Message par Akane Ueno le Sam 26 Nov - 19:01




Akane Ueno & Milos Miklošič

Premier pas dans la ville
Comme tous les jours depuis mon arrivée dans ce programme, je m’ennuie.
Je n’ai strictement rien à faire. Aucun ami à qui rendre visite. Rien envie d’acheter. Rien.
Mais bon, j’aime pas restée enfermer tout la journée, il se passe rien, et je commence à réfléchir à des trucs auxquels j’ai même pas envie de penser. Au moins, me promener me permet d’observer la vie autour de moi, et penser à autre chose.
Qui plus est, il faut bien que je comprenne comment cette ville fonctionne exactement, et surtout ce que je peux faire pour arnaquer le programme. Et c’est pas en restant immobile que je pourrai faire ça.
Alors bon. J’ai bien pris mon temps ce matin parce que j’avais pas d’horaires précis, puis au fond j’avais pas forcément prévu ma sortie, et puis je suis sortie tranquillement.

Je suis passée de rue en rue, ruelle en ruelle. J’ai observé les bâtiments et magasins alentour, et un peu regardé les gens.
Quelque part, je sais pas vraiment ce que je suis en train de faire. Me voilà sur la place de la ville, devant la mairie, à la fixer, et rien de spécial n’a avancé. Je n’ai rien trouvé d’intéressant ; rien vis-à-vis du programme, rien vis-à-vis des gens.
Voyons. J’essaie de me remettre les idées en place. Qu’ai-je vu, concrètement ? Même si ce n’est pas grand-chose, je ferai mieux de tout lister, au cas où.
La ville est relativement spacieuse, bien qu’elle ne soit pas très grande. Je ne saurais pas comment expliquer ça exactement, mais c’est le sentiment que j’ai eu. J’ai aussi remarqué qu’elle était très propre. Sûrement est-il interdit de laisser ses déchets sur le sol, mais il n’y a pas non plus d’accumulation de crasse. Les bâtiments blancs le sont, alors qu’en réalité ils deviennent rapidement grisâtres.
D’ailleurs, est-ce qu’il pleut, ici ? Je me suis demandée ça, car en général les traces les plus sales que je vois sur des bâtiments sont dues à la pluie. Vous savez, ces grandes traces noires que l’on voit parfois sur des bâtiments ? D’après ce qu’on m’a dit, c’est la pluie qui les provoque, et on ne sait pas si elles sont simples à laver ou non, puisque personne ne s’y est jamais collé.
Quoiqu’il en soit, tout est très clair, très lumineux. Ça correspond vraiment à ces décors futuristes comme on se les est toujours imaginés.
Quant aux gens en eux-mêmes, ils me semblent parfaitement normaux. Y a-t-il vraiment des critères dans leur sélection ? Ou ont-ils choisi des personnes au pif ?
La sélection des personnes qui vivent dans ce programme est la seule chose intéressante à laquelle je puisse penser ; pour ce qui est de l’esthétique et du fonctionnement en lui-même de la ville, je n’ai rien trouvé de louche, ou spécial.

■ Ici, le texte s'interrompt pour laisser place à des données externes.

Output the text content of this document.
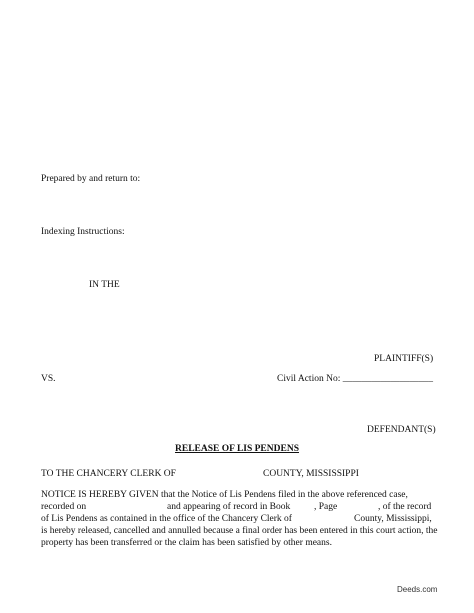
Prepared by and return to:
Indexing Instructions:
IN THE
PLAINTIFF(S)
VS.	Civil Action No: ___________________
DEFENDANT(S)
RELEASE OF LIS PENDENS
TO THE CHANCERY CLERK OF	COUNTY, MISSISSIPPI
NOTICE IS HEREBY GIVEN that the Notice of Lis Pendens filed in the above referenced case,
recorded on	and appearing of record in Book	, Page	, of the record
of Lis Pendens as contained in the office of the Chancery Clerk of	County, Mississippi,
is hereby released, cancelled and annulled because a final order has been entered in this court action, the
property has been transferred or the claim has been satisfied by other means.
Deeds.com
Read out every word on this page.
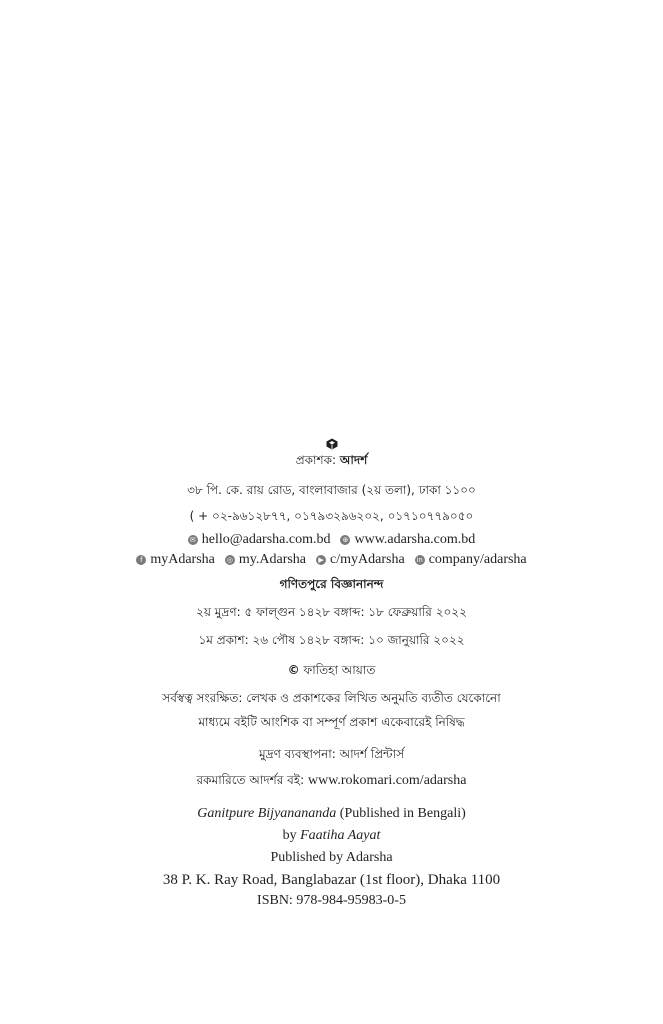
প্রকাশক: আদর্শ
৩৮ পি. কে. রায় রোড, বাংলাবাজার (২য় তলা), ঢাকা ১১০০
( + ০২-৯৬১২৮৭৭, ০১৭৯৩২৯৬২০২, ০১৭১০৭৭৯০৫০
✉ hello@adarsha.com.bd ⊕ www.adarsha.com.bd
f myAdarsha ◎ my.Adarsha	▶ c/myAdarsha in company/adarsha
গণিতপুরে বিজ্ঞানানন্দ
২য় মুদ্রণ: ৫ ফাল্গুন ১৪২৮ বঙ্গাব্দ: ১৮ ফেব্রুয়ারি ২০২২
১ম প্রকাশ: ২৬ পৌষ ১৪২৮ বঙ্গাব্দ: ১০ জানুয়ারি ২০২২
© ফাতিহা আয়াত
সর্বস্বত্ব সংরক্ষিত: লেখক ও প্রকাশকের লিখিত অনুমতি ব্যতীত যেকোনো
মাধ্যমে বইটি আংশিক বা সম্পূর্ণ প্রকাশ একেবারেই নিষিদ্ধ
মুদ্রণ ব্যবস্থাপনা: আদর্শ প্রিন্টার্স
রকমারিতে আদর্শর বই: www.rokomari.com/adarsha
Ganitpure Bijyanananda (Published in Bengali)
by Faatiha Aayat
Published by Adarsha
38 P. K. Ray Road, Banglabazar (1st floor), Dhaka 1100
ISBN: 978-984-95983-0-5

Donc me voilà, devant la mairie, toujours un peu dégoûtée, et m’ennuyant autant qu’avant.
La seule chose qui me reste à faire est visiter les bâtiments autour de la place. Je doute qu’ils me laissent visiter l’hôpital, mais je peux entrer dans la mairie ou le centre commercial, par exemple.
Dans le futur – aussi proche que possible -, je devrais aussi visiter quelques-uns de ces petits magasins ou ateliers, créés par les habitants. Ils ne m’intéressent pas en eux-mêmes, mais je me pose beaucoup de questions quant à leur création et même les gens qui les créent.
Quoiqu’il en soit, c’est sur la place que je suis, et aujourd’hui j’ai donc décidé de visiter les plus grands bâtiments, « officiels ».
Je ne sais pas trop ce que je vais faire dans la mairie, mais il faut bien que je voie à quoi elle ressemble. Je soupire.
« Je suppose que j’ai pas le choix. », je dis à haute voix, bien que pas si haute.
Je dis ça comme si quelqu’un m’y obligeait ; quelque part, ce n’est pas vrai. On me demanderait même sûrement de ne pas m’intéresser au fonctionnement du programme.
Mais c’est moi qui ne me laisse pas le choix.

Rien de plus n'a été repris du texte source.